Up here you have about half the oxygen you normally have at sea level and no matter how many red blood cells your body produces you’ll never be at 100%. More like 60-70% if I judge by the powermeter which I mounted in my bike before leaving. If you compound this with the fact that carrying a bike and 12-13 kilos worth of luggage on your back is never easy you get the feeling of how this actually feels.
But then again this is exactly what we signed up for. To be in the middle of the mountains, on a trail, in the middle of nowhere with no-one in sight, with a perfect trail for the downhill and with the most amazing scenery you can imagine. So really, there’s nothing to complain about, but at the same time it certainly does not feel easy.

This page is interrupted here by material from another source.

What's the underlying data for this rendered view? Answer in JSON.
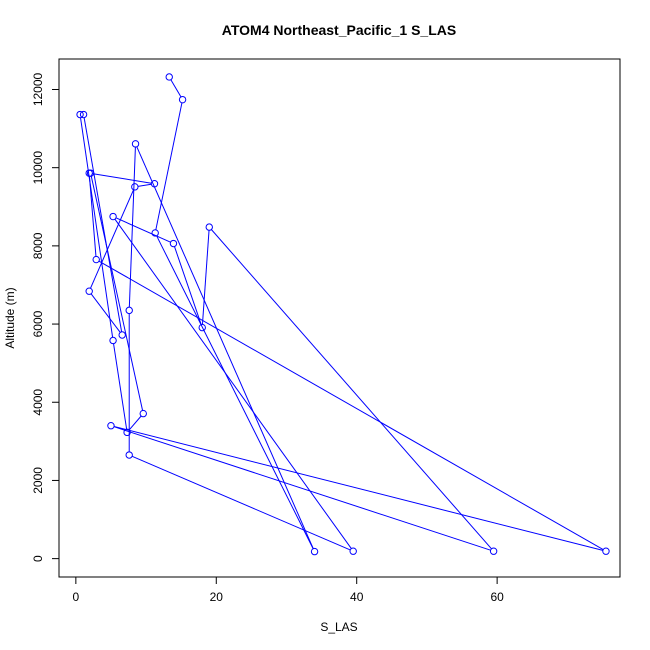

Ausangate is one of the highest peaks in southern Peru, and besides being the place where one of the biggest festivals takes place, is also home to a series of trails which are inviting both for backpacking and for bikepacking.
In comparison with other mountain ranges in Peru where you inevitably encounter a mix of cut steps and rocks on the downhill, over here the trails are quite rideable, both when going up and when going down. Probably with a decent mountain-bike and with a moderate level of mountainbiking you will finish each descent with a smile on your face.

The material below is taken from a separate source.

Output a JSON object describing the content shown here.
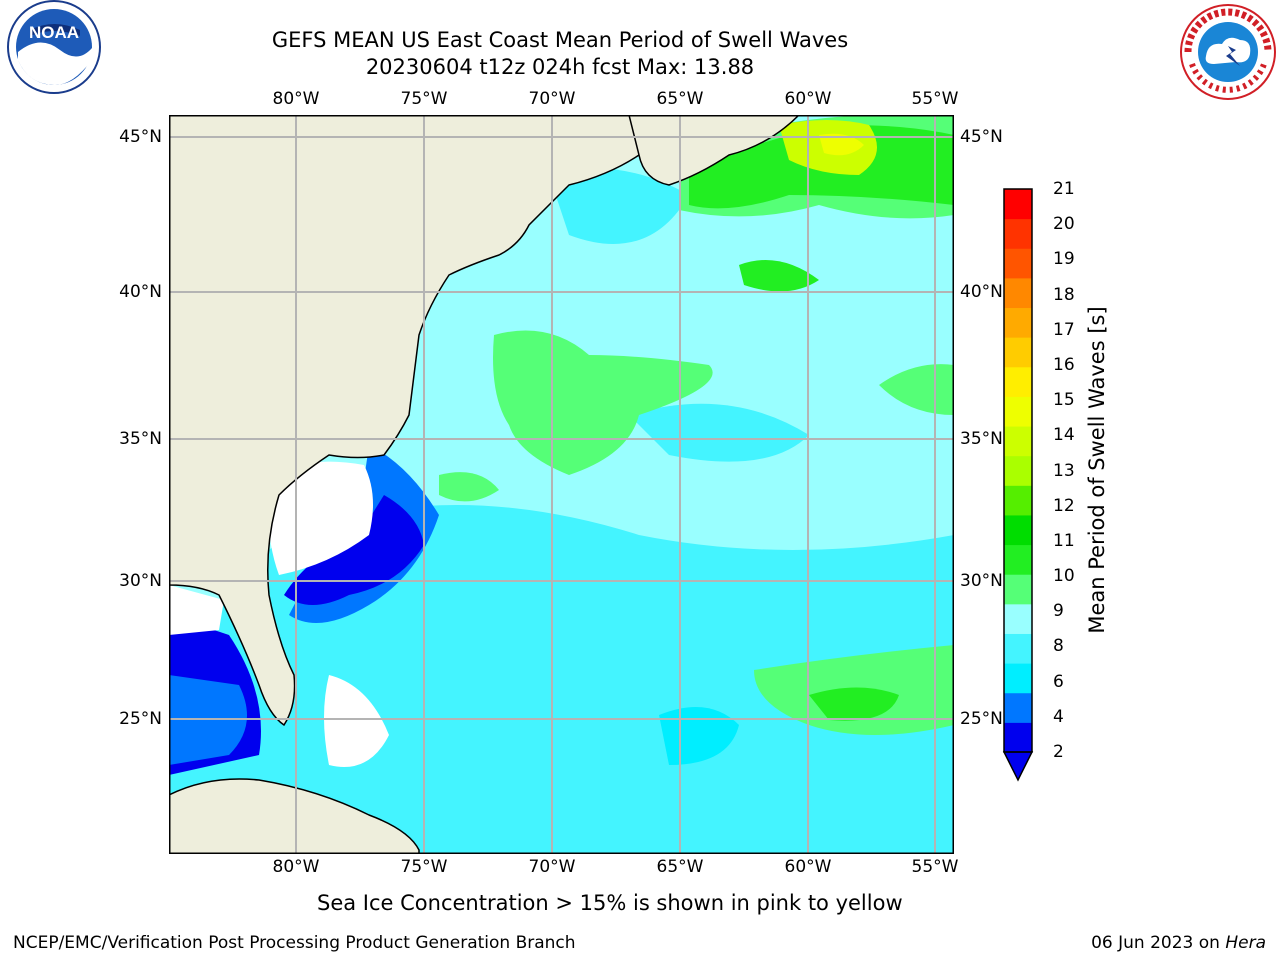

We certain have that smile when we reach our camping spot for the night, besides a lake at 4600 meters, with the vertical granite walls of Ausangate above us. The sound of falling debris from the glaciers above continues through the afternoon, with the mountain itself shrouded in clouds.
We start the next morning with the same ritual we’ve repeated for the past 3 months spent in South America: brewing coffe, making porridge, reading, enjoying amazing scenery from the door of our tent. The mix works well also for this morning and it provides all the energy and enthusiasm to tackle the next couple of passes for today, a 4700 meter one and yet another 4900 meter one, fortunately without any big descents and ascents between them.
The mountains remain shrouded in clouds for the most part of the day but this makes us appreciate even more those brief short periods when the sun clears and we get our dose of sunshine for today. While we’re lucky enough that the skies clear just as we reach the final pass of the day, it doesn’t last long. But somehow that makes us appreciate it even more. Dark and menacing clouds are moving in from the Amazon as the rainy season is approaching fast, and the clear skies of summer are a thing of the past.
Our time in South America is also almost at an end, and as we ride the long descent into Tinki I look back one last time over the shoulder to Ausangate. Now covered by thick dark clouds it looks almost menacing. Soon starts to drizzle and I wonder when we will get back here, because we’ve fallen in love with the mountains of Peru. I’m fairly sure that there are countless adventures to be had and many trails to be discovered and I’m equally sure that we will be back.
Tracks for the three days:
Day 1, from Checacupe to Uchullujllo:
Day 2, from Uchullujllo to Pucacocha:
Day 3, from Pucacocha to Tinki:
- the 2-3 day bikepacking adventure can be done either as a side-trip from Cusco or on-route if going south to Bolivia
- there are regular busses to Tinki and Checacupe, several times a day, taking around 2 hours
- almost no supply points in between Pitumarca and Tinki
- carry a water filter, even though it might look safe, mountain water is not really safe to drink in Peru (we’ve learned it the hard way during the previous months)
- I would say it’s best to do it in the direction Pitumarca-Tinki, the trails are nicer and more rideable on the descent.
- local communities / owners charge a small tax for keeping the camp-sites, this should be around 10 sol / person.